M. Lammy a déclaré à la commission des relations internationales de la Chambre des Lords que la reconnaissance de la Palestine par les pays de l'UE n'avait fait que peu ou pas de différence dans la progression vers la création d'un État, et que le Royaume-Uni souhaitait faire plus qu'un geste symbolique.

"Il est inacceptable qu'un groupe de personnes, quel qu'il soit, vive sans État depuis plus longtemps que moi", a-t-il déclaré à la commission.

"Nous avons toujours dit que la reconnaissance n'était pas une fin en soi et que nous préférerions qu'elle fasse partie d'un processus menant à deux États.

"Le président (français) Emmanuel Macron a eu beaucoup à dire à ce sujet, tout récemment, aux côtés des Saoudiens, et nous sommes bien sûr en discussion avec eux en ce moment".

M. Lammy a déclaré qu'un État viable ne pouvait pas inclure le maintien du Hamas au pouvoir à Gaza, et qu'un processus de démilitarisation complète de l'enclave devrait être entrepris.

Il a ajouté que l'expansion des colonies israéliennes en Cisjordanie constituait une menace pour une solution à deux États et que la violence des colons contre les Palestiniens était "choquante".

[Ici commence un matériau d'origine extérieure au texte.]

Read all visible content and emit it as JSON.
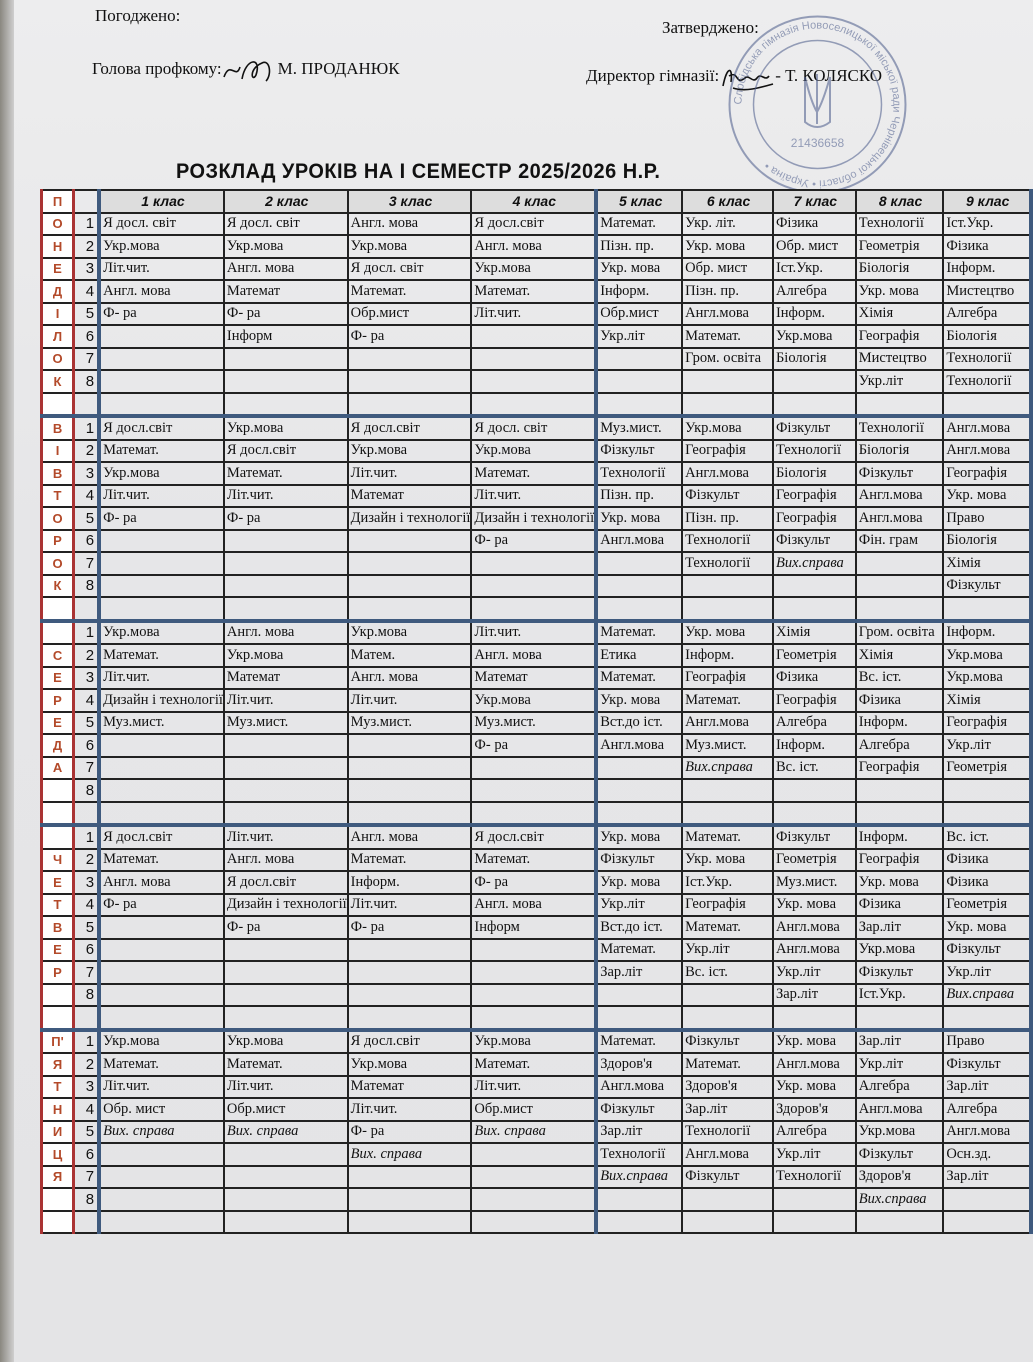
{
  "header": {
    "approved_label": "Погоджено:",
    "head_role": "Голова профкому:",
    "head_name": "М. ПРОДАНЮК",
    "confirmed_label": "Затверджено:",
    "director_role": "Директор гімназії:",
    "director_name": "- Т. КОЛЯСКО",
    "stamp_text": "Слобідська гімназія Новоселицької міської ради Чернівецької області • Україна •",
    "stamp_code": "21436658"
  },
  "title": "РОЗКЛАД УРОКІВ НА І СЕМЕСТР 2025/2026 Н.Р.",
  "header_letter": "П",
  "classes": [
    "1 клас",
    "2 клас",
    "3 клас",
    "4 клас",
    "5 клас",
    "6 клас",
    "7 клас",
    "8  клас",
    "9  клас"
  ],
  "lesson_numbers": [
    "1",
    "2",
    "3",
    "4",
    "5",
    "6",
    "7",
    "8"
  ],
  "days": [
    {
      "letters": [
        "О",
        "Н",
        "Е",
        "Д",
        "І",
        "Л",
        "О",
        "К",
        ""
      ],
      "rows": [
        [
          "Я досл. світ",
          "Я досл. світ",
          "Англ. мова",
          "Я досл.світ",
          "Математ.",
          "Укр. літ.",
          "Фізика",
          "Технології",
          "Іст.Укр."
        ],
        [
          "Укр.мова",
          "Укр.мова",
          "Укр.мова",
          "Англ. мова",
          "Пізн. пр.",
          "Укр. мова",
          "Обр. мист",
          "Геометрія",
          "Фізика"
        ],
        [
          "Літ.чит.",
          "Англ. мова",
          "Я досл. світ",
          "Укр.мова",
          "Укр. мова",
          "Обр. мист",
          "Іст.Укр.",
          "Біологія",
          "Інформ."
        ],
        [
          "Англ. мова",
          "Математ",
          "Математ.",
          "Математ.",
          "Інформ.",
          "Пізн. пр.",
          "Алгебра",
          "Укр. мова",
          "Мистецтво"
        ],
        [
          "Ф- ра",
          "Ф- ра",
          "Обр.мист",
          "Літ.чит.",
          "Обр.мист",
          "Англ.мова",
          "Інформ.",
          "Хімія",
          "Алгебра"
        ],
        [
          "",
          "Інформ",
          "Ф- ра",
          "",
          "Укр.літ",
          "Математ.",
          "Укр.мова",
          "Географія",
          "Біологія"
        ],
        [
          "",
          "",
          "",
          "",
          "",
          "Гром. освіта",
          "Біологія",
          "Мистецтво",
          "Технології"
        ],
        [
          "",
          "",
          "",
          "",
          "",
          "",
          "",
          "Укр.літ",
          "Технології"
        ]
      ]
    },
    {
      "letters": [
        "В",
        "І",
        "В",
        "Т",
        "О",
        "Р",
        "О",
        "К",
        ""
      ],
      "rows": [
        [
          "Я досл.світ",
          "Укр.мова",
          "Я досл.світ",
          "Я досл. світ",
          "Муз.мист.",
          "Укр.мова",
          "Фізкульт",
          "Технології",
          "Англ.мова"
        ],
        [
          "Математ.",
          "Я досл.світ",
          "Укр.мова",
          "Укр.мова",
          "Фізкульт",
          "Географія",
          "Технології",
          "Біологія",
          "Англ.мова"
        ],
        [
          "Укр.мова",
          "Математ.",
          "Літ.чит.",
          "Математ.",
          "Технології",
          "Англ.мова",
          "Біологія",
          "Фізкульт",
          "Географія"
        ],
        [
          "Літ.чит.",
          "Літ.чит.",
          "Математ",
          "Літ.чит.",
          "Пізн. пр.",
          "Фізкульт",
          "Географія",
          "Англ.мова",
          "Укр. мова"
        ],
        [
          "Ф- ра",
          "Ф- ра",
          "Дизайн і технології",
          "Дизайн і технології",
          "Укр. мова",
          "Пізн. пр.",
          "Географія",
          "Англ.мова",
          "Право"
        ],
        [
          "",
          "",
          "",
          "Ф- ра",
          "Англ.мова",
          "Технології",
          "Фізкульт",
          "Фін. грам",
          "Біологія"
        ],
        [
          "",
          "",
          "",
          "",
          "",
          "Технології",
          "Вих.справа",
          "",
          "Хімія"
        ],
        [
          "",
          "",
          "",
          "",
          "",
          "",
          "",
          "",
          "Фізкульт"
        ]
      ]
    },
    {
      "letters": [
        "",
        "С",
        "Е",
        "Р",
        "Е",
        "Д",
        "А",
        "",
        ""
      ],
      "rows": [
        [
          "Укр.мова",
          "Англ. мова",
          "Укр.мова",
          "Літ.чит.",
          "Математ.",
          "Укр. мова",
          "Хімія",
          "Гром. освіта",
          "Інформ."
        ],
        [
          "Математ.",
          "Укр.мова",
          "Матем.",
          "Англ. мова",
          "Етика",
          "Інформ.",
          "Геометрія",
          "Хімія",
          "Укр.мова"
        ],
        [
          "Літ.чит.",
          "Математ",
          "Англ. мова",
          "Математ",
          "Математ.",
          "Географія",
          "Фізика",
          "Вс. іст.",
          "Укр.мова"
        ],
        [
          "Дизайн і технології",
          "Літ.чит.",
          "Літ.чит.",
          "Укр.мова",
          "Укр. мова",
          "Математ.",
          "Географія",
          "Фізика",
          "Хімія"
        ],
        [
          "Муз.мист.",
          "Муз.мист.",
          "Муз.мист.",
          "Муз.мист.",
          "Вст.до іст.",
          "Англ.мова",
          "Алгебра",
          "Інформ.",
          "Географія"
        ],
        [
          "",
          "",
          "",
          "Ф- ра",
          "Англ.мова",
          "Муз.мист.",
          "Інформ.",
          "Алгебра",
          "Укр.літ"
        ],
        [
          "",
          "",
          "",
          "",
          "",
          "Вих.справа",
          "Вс. іст.",
          "Географія",
          "Геометрія"
        ],
        [
          "",
          "",
          "",
          "",
          "",
          "",
          "",
          "",
          ""
        ]
      ]
    },
    {
      "letters": [
        "",
        "Ч",
        "Е",
        "Т",
        "В",
        "Е",
        "Р",
        "",
        ""
      ],
      "rows": [
        [
          "Я досл.світ",
          "Літ.чит.",
          "Англ. мова",
          "Я досл.світ",
          "Укр. мова",
          "Математ.",
          "Фізкульт",
          "Інформ.",
          "Вс. іст."
        ],
        [
          "Математ.",
          "Англ. мова",
          "Математ.",
          "Математ.",
          "Фізкульт",
          "Укр. мова",
          "Геометрія",
          "Географія",
          "Фізика"
        ],
        [
          "Англ. мова",
          "Я досл.світ",
          "Інформ.",
          "Ф- ра",
          "Укр. мова",
          "Іст.Укр.",
          "Муз.мист.",
          "Укр. мова",
          "Фізика"
        ],
        [
          "Ф- ра",
          "Дизайн і технології",
          "Літ.чит.",
          "Англ. мова",
          "Укр.літ",
          "Географія",
          "Укр. мова",
          "Фізика",
          "Геометрія"
        ],
        [
          "",
          "Ф- ра",
          "Ф- ра",
          "Інформ",
          "Вст.до іст.",
          "Математ.",
          "Англ.мова",
          "Зар.літ",
          "Укр. мова"
        ],
        [
          "",
          "",
          "",
          "",
          "Математ.",
          "Укр.літ",
          "Англ.мова",
          "Укр.мова",
          "Фізкульт"
        ],
        [
          "",
          "",
          "",
          "",
          "Зар.літ",
          "Вс. іст.",
          "Укр.літ",
          "Фізкульт",
          "Укр.літ"
        ],
        [
          "",
          "",
          "",
          "",
          "",
          "",
          "Зар.літ",
          "Іст.Укр.",
          "Вих.справа"
        ]
      ]
    },
    {
      "letters": [
        "П'",
        "Я",
        "Т",
        "Н",
        "И",
        "Ц",
        "Я",
        "",
        ""
      ],
      "rows": [
        [
          "Укр.мова",
          "Укр.мова",
          "Я досл.світ",
          "Укр.мова",
          "Математ.",
          "Фізкульт",
          "Укр. мова",
          "Зар.літ",
          "Право"
        ],
        [
          "Математ.",
          "Математ.",
          "Укр.мова",
          "Математ.",
          "Здоров'я",
          "Математ.",
          "Англ.мова",
          "Укр.літ",
          "Фізкульт"
        ],
        [
          "Літ.чит.",
          "Літ.чит.",
          "Математ",
          "Літ.чит.",
          "Англ.мова",
          "Здоров'я",
          "Укр. мова",
          "Алгебра",
          "Зар.літ"
        ],
        [
          "Обр. мист",
          "Обр.мист",
          "Літ.чит.",
          "Обр.мист",
          "Фізкульт",
          "Зар.літ",
          "Здоров'я",
          "Англ.мова",
          "Алгебра"
        ],
        [
          "Вих. справа",
          "Вих. справа",
          "Ф- ра",
          "Вих. справа",
          "Зар.літ",
          "Технології",
          "Алгебра",
          "Укр.мова",
          "Англ.мова"
        ],
        [
          "",
          "",
          "Вих. справа",
          "",
          "Технології",
          "Англ.мова",
          "Укр.літ",
          "Фізкульт",
          "Осн.зд."
        ],
        [
          "",
          "",
          "",
          "",
          "Вих.справа",
          "Фізкульт",
          "Технології",
          "Здоров'я",
          "Зар.літ"
        ],
        [
          "",
          "",
          "",
          "",
          "",
          "",
          "",
          "Вих.справа",
          ""
        ]
      ]
    }
  ],
  "colors": {
    "grid_blue": "#3f5a7e",
    "day_letter": "#b34a2a",
    "day_border": "#a33",
    "stamp": "#4a5a8a"
  }
}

Il s'en est également pris à Israël qui continue d'empêcher l'aide d'entrer dans la bande de Gaza : "Le blocus de l'aide nécessaire à Gaza est épouvantable, les souffrances sont terribles, les besoins sont immenses, les pertes en vies humaines sont extrêmes.

Le 9 avril, M. Macron a déclaré que la France reconnaîtrait probablement un État palestinien lors de la conférence de juin, à la suite d'une visite officielle en Égypte.

Il a ensuite déclaré que cette décision, qui serait le premier acte de reconnaissance d'un État du G7, visait à "déclencher une série d'autres reconnaissances [...], y compris la reconnaissance d'Israël par des États qui ne le font pas actuellement".

Michel Duclos, conseiller spécial à l'Institut Montaigne, un groupe de réflexion basé à Paris, a déclaré au Guardian que le résultat de la conférence de juin "pourrait n'être rien de plus qu'une feuille de route ou un ensemble de propositions".

Il a ajouté : "Le dilemme pour la France pourrait bientôt devenir plus difficile : peut-elle continuer à reporter sa reconnaissance de la Palestine en attendant une véritable dynamique de deux États ? Ou bien un nouveau report nuirait-il à sa crédibilité ?".

L'Arabie saoudite a clairement indiqué que la normalisation des liens avec Israël était subordonnée à la recherche d'une solution à deux États.